CHAPTER XVII
It was towards the end of January, 1891, that I left Hudson's Hope for Edmonton, a distance of six hundred miles, giving up all further attempt to reach Macleod's Lake. A son of Mr. Brick, of Smoky River, turned up just before I started, and promised to go with Pat to my cache at the junction of the Findlay and Parsnip when the days grew long in spring. The rough ice would then be covered with deep snow, and with snow-shoes and hand-sleighs it would be easy to bring away the guns, journals, and many other articles that I had been obliged to abandon.
Two days and a half took me to St. John's, and after a week's stay there a dog-train, carrying the winter packet, arrived, and I took this chance of getting to Dunvegan. Alick Kennedy, one of the very best half-breed voyageurs in Canada, was in charge of the packet. The distances this man has been known to run in a day would hardly be credited in a land where people travel by railways and steamboats: moreover, he is a pleasant companion to travel with; his conversation is interesting, and entirely free from the boasting which most of the half-breeds indulge in. Alick was captain of a boat-brigade on the Nile; and if all the Canadian contingent had been of his stamp instead of the Winnipeg loafers, who were too worthless to get employment in their own country, a different story might have been told of the behaviour of the voyageurs on the march to Khartoum.

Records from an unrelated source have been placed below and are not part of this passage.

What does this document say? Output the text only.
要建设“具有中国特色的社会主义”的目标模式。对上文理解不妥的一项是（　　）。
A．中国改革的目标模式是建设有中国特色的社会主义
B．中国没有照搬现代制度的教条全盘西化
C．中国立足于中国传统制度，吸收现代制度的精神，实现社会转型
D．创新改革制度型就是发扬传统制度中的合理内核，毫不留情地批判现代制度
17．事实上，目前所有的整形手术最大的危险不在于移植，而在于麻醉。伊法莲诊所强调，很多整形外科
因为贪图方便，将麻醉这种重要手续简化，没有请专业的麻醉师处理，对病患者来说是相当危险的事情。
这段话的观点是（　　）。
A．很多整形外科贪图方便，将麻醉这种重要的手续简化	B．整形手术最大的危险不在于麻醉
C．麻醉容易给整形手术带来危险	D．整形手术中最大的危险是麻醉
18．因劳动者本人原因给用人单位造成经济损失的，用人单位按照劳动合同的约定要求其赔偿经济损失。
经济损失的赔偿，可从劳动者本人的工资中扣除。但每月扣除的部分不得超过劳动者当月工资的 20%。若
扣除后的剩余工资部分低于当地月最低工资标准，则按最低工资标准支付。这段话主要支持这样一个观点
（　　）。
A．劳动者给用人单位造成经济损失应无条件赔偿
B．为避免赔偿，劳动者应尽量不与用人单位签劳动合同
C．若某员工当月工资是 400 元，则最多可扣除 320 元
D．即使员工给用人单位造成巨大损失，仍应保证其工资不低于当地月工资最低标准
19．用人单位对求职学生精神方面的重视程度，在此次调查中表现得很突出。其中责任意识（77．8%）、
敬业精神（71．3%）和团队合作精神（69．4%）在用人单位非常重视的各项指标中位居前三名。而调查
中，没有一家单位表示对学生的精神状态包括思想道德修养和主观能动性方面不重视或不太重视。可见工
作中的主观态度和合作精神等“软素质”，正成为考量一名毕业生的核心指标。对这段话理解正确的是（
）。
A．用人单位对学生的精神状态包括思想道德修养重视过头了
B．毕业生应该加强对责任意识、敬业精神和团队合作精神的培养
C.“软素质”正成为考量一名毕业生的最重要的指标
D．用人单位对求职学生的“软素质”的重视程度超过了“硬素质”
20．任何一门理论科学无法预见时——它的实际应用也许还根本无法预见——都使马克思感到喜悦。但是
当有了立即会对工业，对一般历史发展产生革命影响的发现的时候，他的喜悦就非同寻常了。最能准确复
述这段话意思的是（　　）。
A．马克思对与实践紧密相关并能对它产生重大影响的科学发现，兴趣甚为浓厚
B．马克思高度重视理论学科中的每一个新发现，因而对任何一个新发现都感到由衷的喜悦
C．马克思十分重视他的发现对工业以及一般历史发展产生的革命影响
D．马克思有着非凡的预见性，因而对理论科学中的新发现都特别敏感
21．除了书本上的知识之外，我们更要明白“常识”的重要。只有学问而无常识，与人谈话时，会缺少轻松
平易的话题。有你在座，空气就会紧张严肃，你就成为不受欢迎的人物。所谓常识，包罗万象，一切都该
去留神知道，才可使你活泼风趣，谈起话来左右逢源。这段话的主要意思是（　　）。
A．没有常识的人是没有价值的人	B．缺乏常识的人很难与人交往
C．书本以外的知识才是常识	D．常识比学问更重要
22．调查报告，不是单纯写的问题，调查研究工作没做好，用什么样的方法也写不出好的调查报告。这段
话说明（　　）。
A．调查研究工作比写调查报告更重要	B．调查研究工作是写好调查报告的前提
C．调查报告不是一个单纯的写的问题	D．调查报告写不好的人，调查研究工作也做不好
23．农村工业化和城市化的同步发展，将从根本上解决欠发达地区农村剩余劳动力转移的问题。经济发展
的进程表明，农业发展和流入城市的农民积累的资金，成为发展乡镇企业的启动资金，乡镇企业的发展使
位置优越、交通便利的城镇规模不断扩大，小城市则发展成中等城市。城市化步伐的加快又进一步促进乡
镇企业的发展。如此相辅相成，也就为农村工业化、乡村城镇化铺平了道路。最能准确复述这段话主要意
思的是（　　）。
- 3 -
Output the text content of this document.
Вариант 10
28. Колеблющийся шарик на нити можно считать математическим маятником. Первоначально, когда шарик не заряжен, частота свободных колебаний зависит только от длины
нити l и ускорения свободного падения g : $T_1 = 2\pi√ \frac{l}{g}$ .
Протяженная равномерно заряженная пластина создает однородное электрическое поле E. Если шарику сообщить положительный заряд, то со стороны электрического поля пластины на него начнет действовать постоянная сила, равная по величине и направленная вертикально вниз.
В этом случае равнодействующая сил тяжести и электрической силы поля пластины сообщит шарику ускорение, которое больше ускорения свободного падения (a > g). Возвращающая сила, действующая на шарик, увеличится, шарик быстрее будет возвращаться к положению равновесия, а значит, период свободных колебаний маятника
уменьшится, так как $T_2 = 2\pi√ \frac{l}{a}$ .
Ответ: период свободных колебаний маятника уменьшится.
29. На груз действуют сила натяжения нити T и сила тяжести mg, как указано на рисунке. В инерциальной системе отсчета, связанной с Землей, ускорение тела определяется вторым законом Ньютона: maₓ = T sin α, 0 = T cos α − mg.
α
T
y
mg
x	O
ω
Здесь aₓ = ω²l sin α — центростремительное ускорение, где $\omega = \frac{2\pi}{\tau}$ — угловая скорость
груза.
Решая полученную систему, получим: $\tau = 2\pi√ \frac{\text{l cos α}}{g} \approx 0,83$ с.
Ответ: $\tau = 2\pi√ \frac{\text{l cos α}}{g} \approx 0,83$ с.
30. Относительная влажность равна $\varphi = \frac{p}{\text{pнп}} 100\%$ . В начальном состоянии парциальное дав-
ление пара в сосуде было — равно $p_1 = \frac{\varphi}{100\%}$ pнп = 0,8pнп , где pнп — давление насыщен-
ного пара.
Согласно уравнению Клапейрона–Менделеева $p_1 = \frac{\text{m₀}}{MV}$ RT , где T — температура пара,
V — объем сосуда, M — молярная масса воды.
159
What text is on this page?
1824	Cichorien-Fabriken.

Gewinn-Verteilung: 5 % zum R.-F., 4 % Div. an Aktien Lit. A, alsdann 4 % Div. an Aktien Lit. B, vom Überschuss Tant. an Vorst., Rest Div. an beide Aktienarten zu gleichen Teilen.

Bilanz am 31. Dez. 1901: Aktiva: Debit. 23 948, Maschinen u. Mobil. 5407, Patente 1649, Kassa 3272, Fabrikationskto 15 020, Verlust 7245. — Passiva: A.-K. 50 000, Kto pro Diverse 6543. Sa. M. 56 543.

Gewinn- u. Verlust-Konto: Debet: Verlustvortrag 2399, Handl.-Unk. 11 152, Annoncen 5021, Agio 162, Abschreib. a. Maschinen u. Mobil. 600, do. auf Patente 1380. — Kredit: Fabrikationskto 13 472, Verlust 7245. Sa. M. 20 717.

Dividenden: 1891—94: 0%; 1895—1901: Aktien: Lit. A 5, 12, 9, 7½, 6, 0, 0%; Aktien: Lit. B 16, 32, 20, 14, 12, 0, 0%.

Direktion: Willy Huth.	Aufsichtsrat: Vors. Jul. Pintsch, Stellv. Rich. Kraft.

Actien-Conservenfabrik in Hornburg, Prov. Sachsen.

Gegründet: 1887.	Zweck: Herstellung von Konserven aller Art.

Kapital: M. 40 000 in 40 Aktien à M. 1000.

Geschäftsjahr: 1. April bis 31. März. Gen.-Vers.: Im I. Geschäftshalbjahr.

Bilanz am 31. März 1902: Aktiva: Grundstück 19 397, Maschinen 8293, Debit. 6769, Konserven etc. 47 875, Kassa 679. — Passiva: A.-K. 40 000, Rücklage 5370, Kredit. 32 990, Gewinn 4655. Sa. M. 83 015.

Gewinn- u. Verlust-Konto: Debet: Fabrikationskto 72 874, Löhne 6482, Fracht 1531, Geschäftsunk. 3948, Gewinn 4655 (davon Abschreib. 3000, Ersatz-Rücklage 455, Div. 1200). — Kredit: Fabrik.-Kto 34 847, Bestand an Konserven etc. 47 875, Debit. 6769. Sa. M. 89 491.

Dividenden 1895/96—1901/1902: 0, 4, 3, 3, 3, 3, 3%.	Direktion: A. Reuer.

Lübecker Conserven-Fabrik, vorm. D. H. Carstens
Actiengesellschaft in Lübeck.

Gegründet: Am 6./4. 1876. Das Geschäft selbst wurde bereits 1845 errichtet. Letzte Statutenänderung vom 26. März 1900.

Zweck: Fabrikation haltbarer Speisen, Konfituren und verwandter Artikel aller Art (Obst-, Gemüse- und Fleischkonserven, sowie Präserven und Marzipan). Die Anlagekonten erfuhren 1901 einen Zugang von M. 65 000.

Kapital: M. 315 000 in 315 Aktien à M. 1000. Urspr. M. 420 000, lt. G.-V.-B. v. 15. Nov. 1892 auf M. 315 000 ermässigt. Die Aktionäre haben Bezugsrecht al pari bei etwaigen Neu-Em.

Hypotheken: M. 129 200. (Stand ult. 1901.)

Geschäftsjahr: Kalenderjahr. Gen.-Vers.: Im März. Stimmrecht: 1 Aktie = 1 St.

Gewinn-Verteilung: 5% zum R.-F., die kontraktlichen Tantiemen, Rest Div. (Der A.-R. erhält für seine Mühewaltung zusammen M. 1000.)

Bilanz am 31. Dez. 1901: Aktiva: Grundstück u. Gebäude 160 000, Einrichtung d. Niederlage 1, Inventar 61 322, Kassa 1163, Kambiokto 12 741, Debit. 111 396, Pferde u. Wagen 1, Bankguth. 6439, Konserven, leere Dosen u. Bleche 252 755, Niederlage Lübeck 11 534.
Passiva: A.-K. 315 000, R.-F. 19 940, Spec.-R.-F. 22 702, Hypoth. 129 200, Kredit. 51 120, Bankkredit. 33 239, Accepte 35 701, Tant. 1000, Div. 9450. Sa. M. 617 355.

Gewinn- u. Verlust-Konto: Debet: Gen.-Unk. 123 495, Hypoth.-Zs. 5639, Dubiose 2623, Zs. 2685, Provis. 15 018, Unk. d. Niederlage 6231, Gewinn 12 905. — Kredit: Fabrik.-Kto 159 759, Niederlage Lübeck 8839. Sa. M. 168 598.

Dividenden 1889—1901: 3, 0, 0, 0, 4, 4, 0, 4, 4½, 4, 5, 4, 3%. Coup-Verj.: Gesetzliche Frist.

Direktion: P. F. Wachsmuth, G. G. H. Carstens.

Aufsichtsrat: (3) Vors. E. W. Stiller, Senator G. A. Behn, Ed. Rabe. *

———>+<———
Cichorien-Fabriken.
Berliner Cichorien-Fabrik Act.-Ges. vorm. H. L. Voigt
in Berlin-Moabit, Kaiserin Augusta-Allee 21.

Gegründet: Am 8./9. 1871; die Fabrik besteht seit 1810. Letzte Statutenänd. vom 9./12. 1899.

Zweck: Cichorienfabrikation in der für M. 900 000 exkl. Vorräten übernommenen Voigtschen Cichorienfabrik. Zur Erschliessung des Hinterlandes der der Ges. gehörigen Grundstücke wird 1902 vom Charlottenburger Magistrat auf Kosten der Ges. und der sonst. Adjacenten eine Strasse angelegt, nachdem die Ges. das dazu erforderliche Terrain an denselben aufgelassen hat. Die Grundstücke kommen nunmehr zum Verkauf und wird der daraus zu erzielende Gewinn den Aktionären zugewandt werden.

Five days took us to Dunvegan, where I again met Mr. Macdonald, and travelled with him to the Lesser Slave Lake. From Dunvegan we made the portage straight to Smoky River, crossing a pretty prairie country and camping a night at Old Wives' Lake, where Mr. Brick winters some of his cattle. With a splendid track along the waggon-road, we made the ninety miles to the Lesser Slave Lake in two days, and, judging from the number of people and houses, we seemed to have reached civilization already. Besides the Hudson's Bay establishment, the missions and the buildings of the free-traders, many half-breeds have houses scattered along the lake, and devote part of their attention to raising horses and cattle, though of course whitefish are the main support of life. A favourite haunt for wildfowl is this lake in spring and autumn, but big game and fur have been nearly killed out by the large population, and most of the Indian trade is done at the out-posts nearer to the hunting-grounds.
I spent several days at the fort, being well treated as usual, and February was nearly finished when I started with Mr. Frank Hardistay on my last journey with dogs. The Lesser Slave Lake is about seventy miles in length, and covering this distance easily in two days we travelled down the Little Slave River which leaves the east end of the lake. A good deal of labour has been expended in blasting rocks out of the channel of this river, to enable the steamer from the Athabasca landing to reach the lake, and so avoid the expense of building boats and engaging crews to transport the Peace River cargo, but so far these efforts have proved unsuccessful.
I think we followed the course of this stream about twenty miles, then dived into the thick pine-forest on the east bank, and making a twelve-mile portage came out on the Athabasca River, seventy miles above the landing at the end of the waggon-road from Edmonton. The Athabasca has here the same monotonous look that one becomes so tired of in its lower reaches. When a point was rounded another point exactly similar showed three or four miles ahead, and this continued till we reached the landing, in clear cold weather, on March 3rd; three days later our dogs, bearing the smartest of dog-cloths and with sleigh-bells ringing merrily, rattled into Edmonton, and the wild free life of the last twenty months was over.
The excitement that the arrival of a stranger never fails to create at a lonely Northern fort is rather apt to give that stranger an exaggerated idea of his own importance; but when I reached Edmonton I at once realised that there are many people in the world who have ideas beyond musk-ox and caribou, dog-sleighs and snow-shoes. An election was at its height to decide who should have the honour of representing the territory of Alberta at Ottawa. Edmonton had been drinking, although it is supposed to keep strictly to the rules of the Prohibition Act, and before I had been an hour in the town I found myself in the midst of a free fight. I was unfortunate in not knowing the names of the candidates, or what policy they represented, and as I could give no clear account as to what I had done with my vote, I was roughly used by both sides and was glad to escape to the less boisterous hospitality of the Hudson's Bay Fort.